Robert Cribb has a story this morning about the high-profile charges against some Canadian plastic surgeons.
Using the name Abby Nash, Hodgson allegedly posed as a patient “for the purpose of filing a spurious claim with the College of Physicians and Surgeons.”
…After her visit to Yazdanfar’s clinic, Hodgson filed a “slanderous” complaint with the college alleging that Yazdanfar “misrepresented her medical accreditation and medical training on the Cosmetic Clinic’s website and was ‘fraudulently promoting herself’ in a ‘dishonest and dangerous matter,'” the statement reads.
The reason? Yazdanfar alleges that Middleton and Hodgson did it to “misappropriate” existing clients of her clinic who were scheduled for cosmetic surgery.
The suit claimed $1 million in damages for financial losses.
In response, Dr.
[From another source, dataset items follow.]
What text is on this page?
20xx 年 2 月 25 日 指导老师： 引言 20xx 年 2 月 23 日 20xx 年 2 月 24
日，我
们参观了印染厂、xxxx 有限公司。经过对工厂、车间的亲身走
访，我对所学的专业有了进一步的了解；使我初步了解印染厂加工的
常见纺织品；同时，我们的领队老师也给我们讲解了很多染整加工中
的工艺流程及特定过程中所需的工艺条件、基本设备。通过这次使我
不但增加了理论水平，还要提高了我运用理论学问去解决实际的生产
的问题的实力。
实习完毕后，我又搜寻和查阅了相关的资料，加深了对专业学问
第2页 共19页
Yazdanfar sent her own spies for her own complaints, even though her case was settled.
The college occasionally uses its own undercover investigators to look into safe practices, but if flooded with complaints based on competition they may be diverted from more serious concerns. Then again, other physicians may be bringing pertinent information to the college’s attention that they would otherwise have missed.
Should the courts and colleges, charged with protecting the public, be used in this manner by competing commercial interests?